Compact Multi-level Sparse Neural Networks with Input Independent Dynamic Rerouting
This addresses the challenge of maintaining quality of service for edge and IoT devices with variable computation and memory resources, offering an incremental improvement in sparse neural network design.
The paper tackles the problem of deploying deep neural networks on edge and IoT devices with fluctuating resources by proposing a sparse model that supports multiple sparsity levels, enabling dynamic selection during inference. It achieves sparse sub-models with an average of 13.38% weights and 14.97% FLOPs while maintaining accuracy comparable to dense models, and more-sparse subsets with 5.38% weights and 4.47% FLOPs incur only a 3.25% relative accuracy loss.

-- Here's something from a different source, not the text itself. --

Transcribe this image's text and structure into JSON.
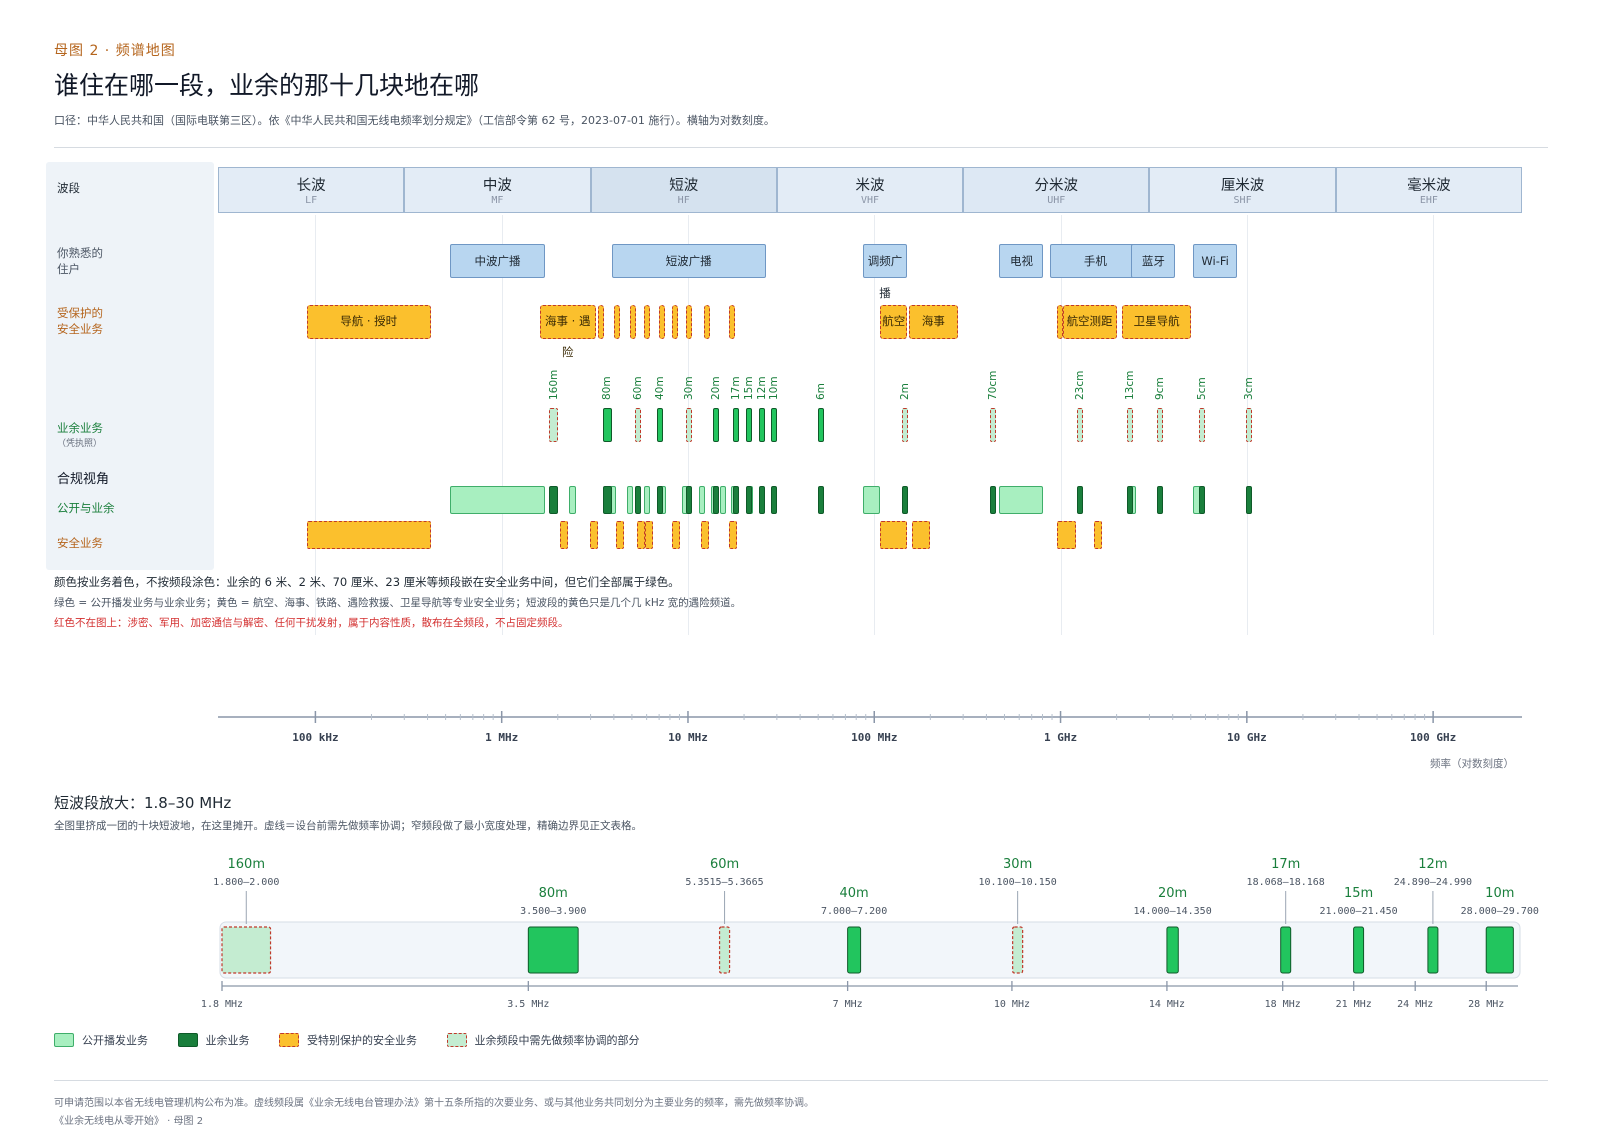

Deep neural networks (DNNs) have shown to provide superb performance in many real life applications, but their large computation cost and storage requirement have prevented them from being deployed to many edge and internet-of-things (IoT) devices. Sparse deep neural networks, whose majority weight parameters are zeros, can substantially reduce the computation complexity and memory consumption of the models. In real-use scenarios, devices may suffer from large fluctuations of the available computation and memory resources under different environment, and the quality of service (QoS) is difficult to maintain due to the long tail inferences with large latency. Facing the real-life challenges, we propose to train a sparse model that supports multiple sparse levels. That is, a hierarchical structure of weights are satisfied such that the locations and the values of the non-zero parameters of the more-sparse sub-model area subset of the less-sparse sub-model. In this way, one can dynamically select the appropriate sparsity level during inference, while the storage cost is capped by the least sparse sub-model. We have verified our methodologies on a variety of DNN models and tasks, including the ResNet-50, PointNet++, GNMT, and graph attention networks. We obtain sparse sub-models with an average of 13.38% weights and 14.97% FLOPs, while the accuracies are as good as their dense counterparts. More-sparse sub-models with 5.38% weights and 4.47% of FLOPs, which are subsets of the less-sparse ones, can be obtained with only 3.25% relative accuracy loss.